ISSUE 2: W/N PETITIONER CAN CLAIM THERE IS PRETERITION


HELD: NO.

Preterition consists in the omission in the testator's will of a compulsory heir in the direct line or anyone of them either
because they are not mentioned therein or although mentioned they are neither instituted as heir nor expressly
disinherited. The act of totally depriving a compulsory heir of his legitime can take place either expressly or tacitly.
The express deprivation of the legitime constitutes disinheritance.
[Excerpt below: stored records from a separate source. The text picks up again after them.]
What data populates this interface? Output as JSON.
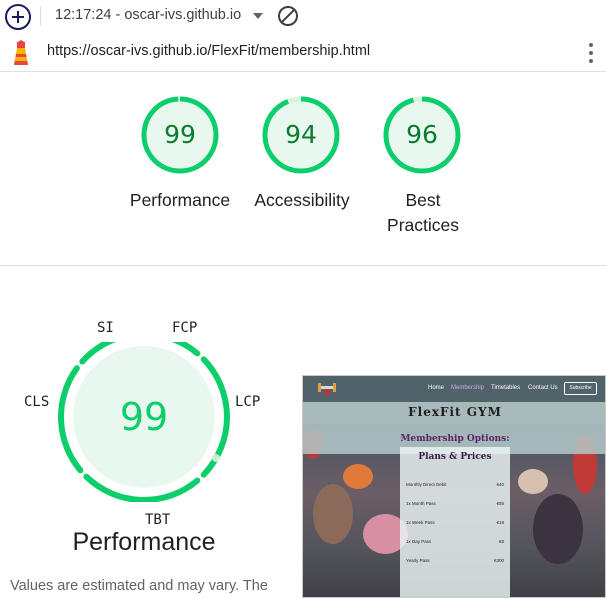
{
  "toolbar": {
    "session_label": "12:17:24 - oscar-ivs.github.io"
  },
  "urlbar": {
    "url": "https://oscar-ivs.github.io/FlexFit/membership.html"
  },
  "scores": [
    {
      "label": "Performance",
      "score": "99",
      "value": 99
    },
    {
      "label": "Accessibility",
      "score": "94",
      "value": 94
    },
    {
      "label": "Best Practices",
      "score": "96",
      "value": 96
    }
  ],
  "performance": {
    "score": "99",
    "value": 99,
    "title": "Performance",
    "metrics": {
      "si": "SI",
      "fcp": "FCP",
      "lcp": "LCP",
      "tbt": "TBT",
      "cls": "CLS"
    },
    "note": "Values are estimated and may vary. The"
  },
  "thumbnail": {
    "nav": [
      "Home",
      "Membership",
      "Timetables",
      "Contact Us"
    ],
    "subscribe": "Subscribe",
    "title": "FlexFit GYM",
    "subtitle": "Membership Options:",
    "card_title": "Plans & Prices",
    "plans": [
      {
        "name": "Monthly Direct Debit",
        "price": "€40"
      },
      {
        "name": "1x Month Pass",
        "price": "€55"
      },
      {
        "name": "1x Week Pass",
        "price": "€18"
      },
      {
        "name": "1x Day Pass",
        "price": "€8"
      },
      {
        "name": "Yearly Pass",
        "price": "€300"
      }
    ]
  },
  "colors": {
    "pass_green": "#0cce6b",
    "pass_fill": "#e8f8ee",
    "pass_text": "#0a7c30"
  }
}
Petitioner could not claim preterition by virtue of the Confirmation Affidavit on the assumption that the disputed two
lots pertained to Perfecto's inheritance, he had only three legal heirs and he left Araceli with no share in the two lots.
Although Araceli was a compulsory heir in the direct descending line, she could not have been preterited.
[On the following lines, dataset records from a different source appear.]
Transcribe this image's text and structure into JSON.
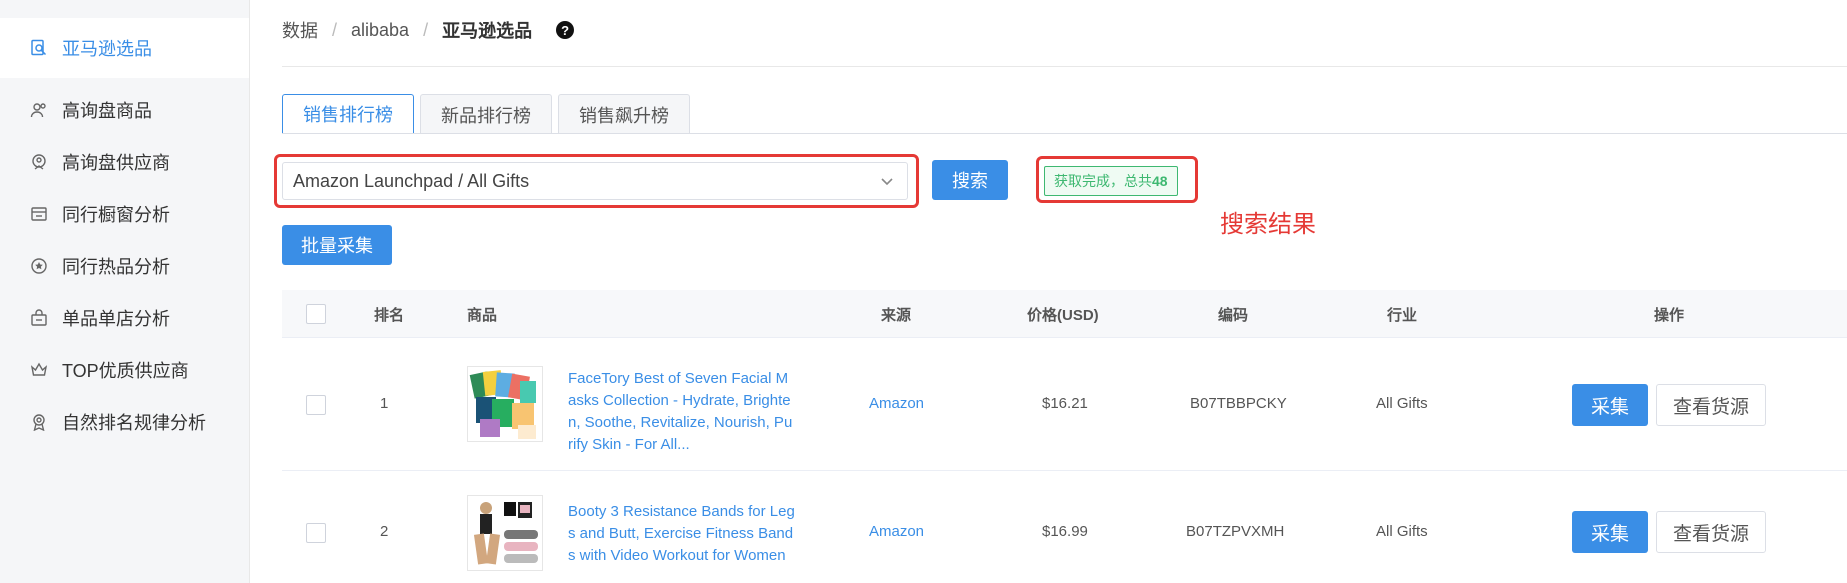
{
  "sidebar": {
    "items": [
      {
        "label": "亚马逊选品",
        "icon": "search-doc-icon",
        "active": true
      },
      {
        "label": "高询盘商品",
        "icon": "users-icon",
        "active": false
      },
      {
        "label": "高询盘供应商",
        "icon": "supplier-icon",
        "active": false
      },
      {
        "label": "同行橱窗分析",
        "icon": "shop-window-icon",
        "active": false
      },
      {
        "label": "同行热品分析",
        "icon": "star-circle-icon",
        "active": false
      },
      {
        "label": "单品单店分析",
        "icon": "store-bag-icon",
        "active": false
      },
      {
        "label": "TOP优质供应商",
        "icon": "crown-icon",
        "active": false
      },
      {
        "label": "自然排名规律分析",
        "icon": "award-icon",
        "active": false
      }
    ]
  },
  "breadcrumb": {
    "items": [
      "数据",
      "alibaba"
    ],
    "separator": "/",
    "current": "亚马逊选品"
  },
  "help_icon": "?",
  "tabs": [
    {
      "label": "销售排行榜",
      "active": true
    },
    {
      "label": "新品排行榜",
      "active": false
    },
    {
      "label": "销售飙升榜",
      "active": false
    }
  ],
  "search": {
    "selected_category": "Amazon Launchpad / All Gifts",
    "button_label": "搜索",
    "status_text": "获取完成，总共",
    "status_count": "48",
    "annotation": "搜索结果"
  },
  "bulk_button_label": "批量采集",
  "table": {
    "headers": {
      "rank": "排名",
      "product": "商品",
      "source": "来源",
      "price": "价格(USD)",
      "code": "编码",
      "industry": "行业",
      "actions": "操作"
    },
    "rows": [
      {
        "rank": "1",
        "title": "FaceTory Best of Seven Facial Masks Collection - Hydrate, Brighten, Soothe, Revitalize, Nourish, Purify Skin - For All...",
        "source": "Amazon",
        "price": "$16.21",
        "code": "B07TBBPCKY",
        "industry": "All Gifts",
        "collect_label": "采集",
        "view_label": "查看货源"
      },
      {
        "rank": "2",
        "title": "Booty 3 Resistance Bands for Legs and Butt, Exercise Fitness Bands with Video Workout for Women",
        "source": "Amazon",
        "price": "$16.99",
        "code": "B07TZPVXMH",
        "industry": "All Gifts",
        "collect_label": "采集",
        "view_label": "查看货源"
      }
    ]
  },
  "colors": {
    "primary": "#3a8ee6",
    "success": "#3eb871",
    "annotation_red": "#e53935"
  }
}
Firstly, Perfecto left no will. As contemplated in Article 854, the presence of a will is necessary. Secondly, before his
death, Perfecto had properties in Limon, Rizal which was almost 50 hectares, part of which was developed for
residential and agricultural purposes, and in Odiongan. Araceli could not have been totally excluded in the inheritance
of Perfecto even if she was not allegedly given any share in the disputed two lots. If Araceli's share in the
inheritance of Perfecto as claimed by her was indeed impaired, she could have instituted an action for
partition or a settlement of estate proceedings instead of her complaint for cancellation of free patent and
reconveyance.

The free patents having been issued by the Department of Environment and Natural Resources on February 28,
1992 and recorded in the Book of Entries at the Office of the Registry of Deeds in June 1992, the respondents'
certificates of title have already become indefeasible pursuant to Section 32 of Presidential Decree No. 1529 (the
Property Registration Decree), which pertinently provides that upon the expiration of said period of one year from and
after the date of entry of the decree of registration, the decree of registration and the certificate of title issued shall
become incontrovertible.

Disposition: Petition is denied; CA decision is affirmed.